Back in 2004, Merck had to pull their blockbuster COX-2 inhibitor Vioxx off the shelves. The drug was linked to an increase in heart disease and stroke, and the same doubt has surrounded Pfizer’s COX-2 inhibitor Celebrex (celecoxib) ever since. So, Pfizer conducted a Phase IV study comparing incidence rates of those adverse events compared to ibuprofen and naproxen. Twelve years, a patent expiration, and 24,000 patients later, Pfizer found that celecoxib was at least as safe as ibuprofen and naproxen, if not more so. That’s great news for arthritis sufferers at risk for heart disease and stroke, but Pfizer’s probably a little irritated they ran a massive study to disprove a rumor which likely bit into their Celebrex profits when they had market exclusivity.
Election season has passed and Donald Trump is set to take office in 2017, accompanied by a newly Republican-filled Congress. This means we could be poised to witness even more of the mega-mergers that have taken place across the pharma landscape. These mergers have been popular for US companies partly because it has allowed them to achieve huge (…yuge) tax savings due to US tax rates. President-elect Trump has stated multiple times that corporate tax rates are too high and that he will be working to drop them drastically to promote competition within the US. If this comes to fruition, be prepared to see more companies bring in off-shore dollars to take advantage of these changes.
Which would be worse, your doctor demands you change your eating habits or prescribes a medication that increases your risk of stroke? For those still resisting lifestyle changes in favor of drugs, tune in to this: a popular category of heartburn medications called proton pump inhibitors (PPIs) has been linked to a 21% greater risk of stroke. A study of 245,000 patients who had an endoscopy showed that within 6 years of follow-up, 9,500 patients had their first ischemic stroke. Researchers controlled for other risk factors, investigated their medications and found patients on the highest dose of PPIs had a stroke risk from 30% for lansoprazole to 94% for pantoprazole. Add that to PPIs’ links to dementia and heart attacks and then reconsider fatty foods and large portion sizes.

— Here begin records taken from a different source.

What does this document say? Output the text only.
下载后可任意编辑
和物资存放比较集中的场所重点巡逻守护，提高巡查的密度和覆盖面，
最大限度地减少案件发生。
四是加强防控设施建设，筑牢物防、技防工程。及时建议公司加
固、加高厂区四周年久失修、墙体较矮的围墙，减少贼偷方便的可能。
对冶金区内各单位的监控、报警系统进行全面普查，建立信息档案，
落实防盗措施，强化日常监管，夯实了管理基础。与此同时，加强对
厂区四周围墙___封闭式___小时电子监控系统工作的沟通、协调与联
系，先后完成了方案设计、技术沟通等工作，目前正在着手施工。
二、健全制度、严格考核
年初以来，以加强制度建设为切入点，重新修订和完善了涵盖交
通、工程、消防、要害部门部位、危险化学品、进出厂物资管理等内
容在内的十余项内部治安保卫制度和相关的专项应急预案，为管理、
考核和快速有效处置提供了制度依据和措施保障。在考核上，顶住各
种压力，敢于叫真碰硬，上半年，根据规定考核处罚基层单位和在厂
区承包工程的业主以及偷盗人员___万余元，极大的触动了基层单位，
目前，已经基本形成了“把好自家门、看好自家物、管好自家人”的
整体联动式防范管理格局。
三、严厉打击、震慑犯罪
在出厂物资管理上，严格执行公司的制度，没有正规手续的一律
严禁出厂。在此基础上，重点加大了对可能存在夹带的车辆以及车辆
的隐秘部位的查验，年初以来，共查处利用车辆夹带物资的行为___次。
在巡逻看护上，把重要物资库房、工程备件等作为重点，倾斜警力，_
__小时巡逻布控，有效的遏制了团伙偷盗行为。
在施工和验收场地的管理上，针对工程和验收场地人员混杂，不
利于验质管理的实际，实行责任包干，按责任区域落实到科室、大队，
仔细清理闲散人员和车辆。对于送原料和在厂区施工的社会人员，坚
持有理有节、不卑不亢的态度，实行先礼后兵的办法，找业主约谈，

Last week InsightCity reported on a contraceptive injection for men. Tests showed the drug to be 96% effective at preventing pregnancy. Is 96% effective enough to be trusted?
Off-setting the post-election market bump is some downside for pharmaceuticals, specifically generics manufacturers. DOJ recently expanded its price fixing probe to investigate more than a dozen generic drug makers, with potential charges in tow. Cue textbook reaction to uncertainty in the markets: Shares plummet. Mega-manufacturer Teva felt it especially hard, with stocks taking a dip of more than 9%. Other big players like Mylan, Endo, and Impax also took solid hits. The reaction may not be entirely unwarranted considering the almost-simultaneous price jumps for several drugs across several manufacturers. The heart medication, Digoxin, recently saw an all-around sevenfold price hike, while the cost of antibiotic doxycycline increased by 121% within a few months. Looks like DOJ has some questions and investors aren’t waiting around for the answers.
With every ending comes a new beginning. Sorry for the Hallmark introduction. The US Presidential election is over and whether you wore red, wore blue or were just plain wore out, it is over. But do you know what is not over? The rally in healthcare stocks, that’s what. Regardless of whether the rally is based on past perceptions or future projections, the facts are quite interesting. Between the start of the week and the time this article was written, the Dow Jones Industrial Average is +4.2%, the iShares NASDAQ Biotechnology Index (IBB) is +13.3%, and the NYSE Pharmaceutical Index (DRG) is +5.9%. Sooooo, there’s that.